Contrairement à la plupart des autres ports présents sur le PC, le port de jeu est un port analogique. Cela signifie que le signal doit d'abord être modifié sous forme numérique, une tâche qui est généralement réalisée par un convertisseur analogique-numérique. Dans les premiers jours, la plupart des modèles de joysticks ont été numériques, ce qui les rendait plus faciles à construire et à moindre coût. Le port de jeu a une interface 15-broches D-sub alors que la plupart des ordinateurs qui utilisaient des joysticks numériques avaient un 9-broches. Cela en fait des joysticks incompatibles avec la nouvelle interface.
Les joysticks numériques sont faciles d'accès pour les programmeurs.
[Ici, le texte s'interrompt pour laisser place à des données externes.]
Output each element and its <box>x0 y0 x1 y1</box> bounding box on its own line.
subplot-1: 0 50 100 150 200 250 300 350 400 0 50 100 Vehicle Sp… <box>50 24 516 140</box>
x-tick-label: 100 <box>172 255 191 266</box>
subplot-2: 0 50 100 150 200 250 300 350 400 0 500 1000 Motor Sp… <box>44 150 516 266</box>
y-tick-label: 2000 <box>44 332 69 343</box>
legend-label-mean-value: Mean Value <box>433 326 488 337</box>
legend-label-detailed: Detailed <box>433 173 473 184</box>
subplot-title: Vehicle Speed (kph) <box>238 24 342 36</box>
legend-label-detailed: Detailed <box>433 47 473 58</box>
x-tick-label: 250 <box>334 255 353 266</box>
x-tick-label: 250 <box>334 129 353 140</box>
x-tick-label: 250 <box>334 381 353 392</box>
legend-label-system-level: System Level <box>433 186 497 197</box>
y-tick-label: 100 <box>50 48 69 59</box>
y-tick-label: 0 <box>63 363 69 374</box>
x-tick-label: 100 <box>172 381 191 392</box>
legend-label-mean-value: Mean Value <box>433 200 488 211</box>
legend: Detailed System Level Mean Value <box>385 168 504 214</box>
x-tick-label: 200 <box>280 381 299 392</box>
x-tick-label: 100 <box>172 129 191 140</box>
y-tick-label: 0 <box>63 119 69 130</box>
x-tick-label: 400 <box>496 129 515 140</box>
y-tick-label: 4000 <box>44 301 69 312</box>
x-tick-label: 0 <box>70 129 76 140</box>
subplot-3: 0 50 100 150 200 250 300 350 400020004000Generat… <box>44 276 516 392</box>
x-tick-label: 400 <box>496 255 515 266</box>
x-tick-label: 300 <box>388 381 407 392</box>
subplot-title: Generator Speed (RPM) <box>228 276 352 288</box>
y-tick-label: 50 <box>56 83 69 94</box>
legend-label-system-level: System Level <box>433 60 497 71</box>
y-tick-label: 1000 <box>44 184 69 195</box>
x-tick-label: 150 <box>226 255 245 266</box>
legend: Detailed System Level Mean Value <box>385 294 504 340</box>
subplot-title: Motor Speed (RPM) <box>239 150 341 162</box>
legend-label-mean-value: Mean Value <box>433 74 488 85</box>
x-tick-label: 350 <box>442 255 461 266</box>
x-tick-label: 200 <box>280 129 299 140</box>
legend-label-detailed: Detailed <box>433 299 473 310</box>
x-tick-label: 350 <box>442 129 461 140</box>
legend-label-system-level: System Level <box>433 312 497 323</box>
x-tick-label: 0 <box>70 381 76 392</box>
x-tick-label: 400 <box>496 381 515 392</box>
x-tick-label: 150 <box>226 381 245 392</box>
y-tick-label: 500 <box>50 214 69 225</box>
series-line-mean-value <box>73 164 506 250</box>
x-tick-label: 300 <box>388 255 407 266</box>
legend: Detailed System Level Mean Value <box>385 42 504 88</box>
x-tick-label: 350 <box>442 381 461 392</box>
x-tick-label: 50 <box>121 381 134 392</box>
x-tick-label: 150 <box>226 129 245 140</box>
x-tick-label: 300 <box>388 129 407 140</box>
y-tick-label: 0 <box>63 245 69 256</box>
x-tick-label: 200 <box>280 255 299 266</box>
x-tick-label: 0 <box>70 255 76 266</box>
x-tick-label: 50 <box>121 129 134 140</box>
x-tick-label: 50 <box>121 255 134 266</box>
Le signal est déjà numérique, et sont seulement transférées vers le PC. Les signaux analogiques sont beaucoup plus difficiles à utiliser, ils ont besoin d'un logiciel d'interruption minutieux de programmation conduite (pour obtenir un signal utile). Les interruptions utilisent le processeur principal du système. Les circuits numériques peuvent utiliser un Transistor-Transistor logic qui n'utilise pas le CPU.
La mise en œuvre habituelle d'un port de jeu utilise un condensateur et un simple comparateur de tension, qui forment ensemble une sorte de rampe de comparaison CAN brute, qui a besoin d'être interrogé périodiquement et est remis à zéro à des moments précis afin de lire une entrée, chose importante qui doit être faite plusieurs fois (généralement plus de 30 fois) par seconde afin d'apporter une contribution au jeu adaptée, et la fréquence d'acquisition réelle et la valeur dépendent typiquement de la résistance du joystick à l'intérieur, du bruit, de la vitesse du processeur et de la constante de temps du circuit RC du joystick-condensateur global.
La puissance du port de jeu peut être chargé avec environ 750 mA, mais cela est partagé avec le clavier (100 mA max), la souris (~ 25 mA) et le port vidéo (VGA, utilise 50 mA). Elle laisse environ 575 mA pour une utilisation actuelle du port de jeu.